Whatever attitudes towards the characters Hall instilled in his cast they have transfered poorly to disc. Healthy vocalism abounds in the predominantly American cast. Soprano Carol Vaness attacks “Come scoglio” fearlessly. Mezzo Delores Ziegler lends her Dorabella a ripe, impulsive allure, and the two swains, tenor John Aler and baritone Dale Duesing, blend acceptably. But only Claudio Desderi’s wily Alfonso reveals any sense of involvement in a genuine dramatic situation. It is much too easy to tune out of this “Cosi.”

That’s not possible with DG’s new recording of Verdi’s “La Forza del Destino” (419 203-2, three CDs). One hearkens to every note as conductor Giuseppe Sinopoli steers London’s Philharmonia Orchestra through one of the more attentively perverse readings the opera has ever received on disc. Sinopoli exaggerates dynamic contrasts (though DG’s engineering captures both ends of the sonic spectrum), relishes Verdi’s orchestration, slams home climaxes and enforces an oppressively unyielding rhythmic pulse. It’s a clinical, bravura performance, but one that is often oblivious to the emotional center of this revenge tragedy; Sinopoli’s accompaniment goes limp when he gets to Leonora’s “Pace, pace mio dio.”

The singing proves anew the near impossibility of gathering an international-class “Forza” cast these days. To the luckless Alvaro, Jose Carreras brings considerable passion and a tenor now drained of stamina and liquidity. Baritone Renato Bruson lacks the spin and legato for a satisfactory Carlo. Rosalind Plowright’s bright, unidiomatic soprano thins alarmingly as Leonora’s line mounts the scale. Agnes Baltsa’s volatile Preziosilla and Paata Burchuladze’s sonorous Padre Guardiano maintain a higher standard.

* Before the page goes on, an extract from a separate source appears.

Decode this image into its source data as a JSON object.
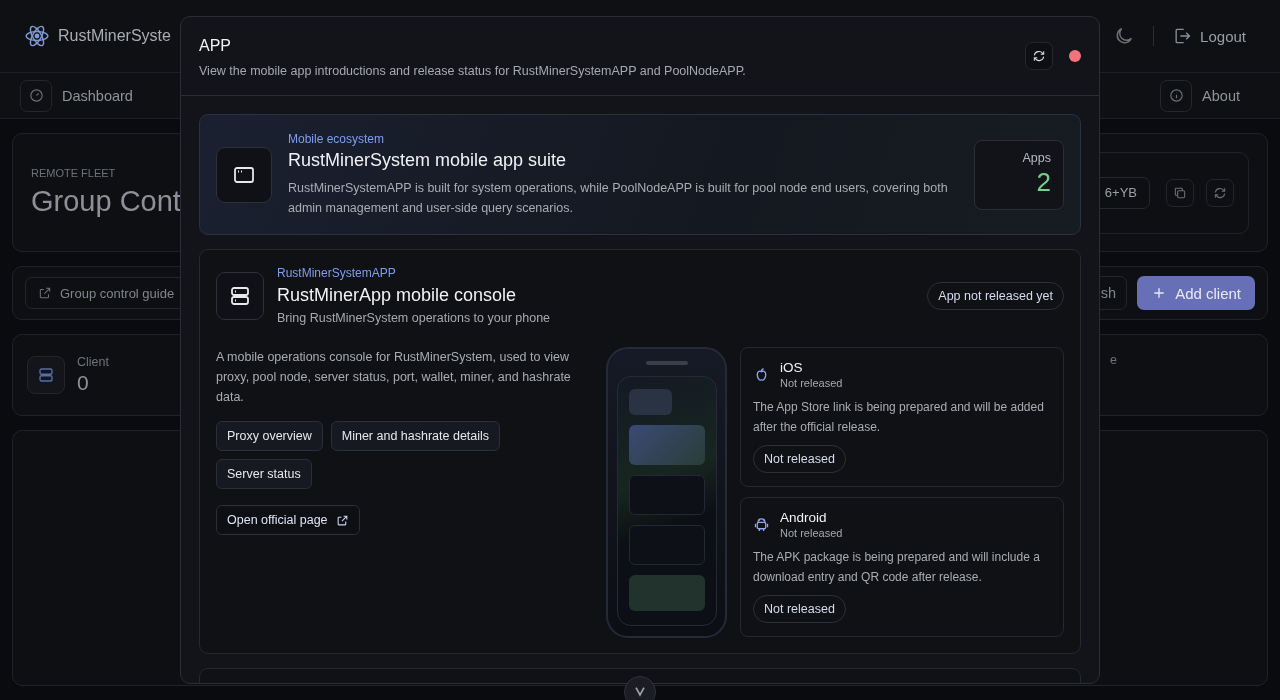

While CBS Masterworks’ desire to capitalize on soprano Eva Marton’s outsized talents is understandable, the veristic postures of Giordano’s “Fedora” demand a more individual response to its intricately constructed epic of murder and revenge in Czarist Russia (after all, Sardou wrote his original play for Bernhardt).

The recording, a Hungarian co-production (CBS M2K-42181, two CDs) finds the diva in opulent voice, but Jose Carreras’ ardent Loris misses the freshness of yore. The supporting cast provides ample evidence that Italian is not its native tongue. Leading the Hungarian Radio and Television Orchestra, Giuseppe Patane keeps the plot simmering without ever permitting it to come to a full boil.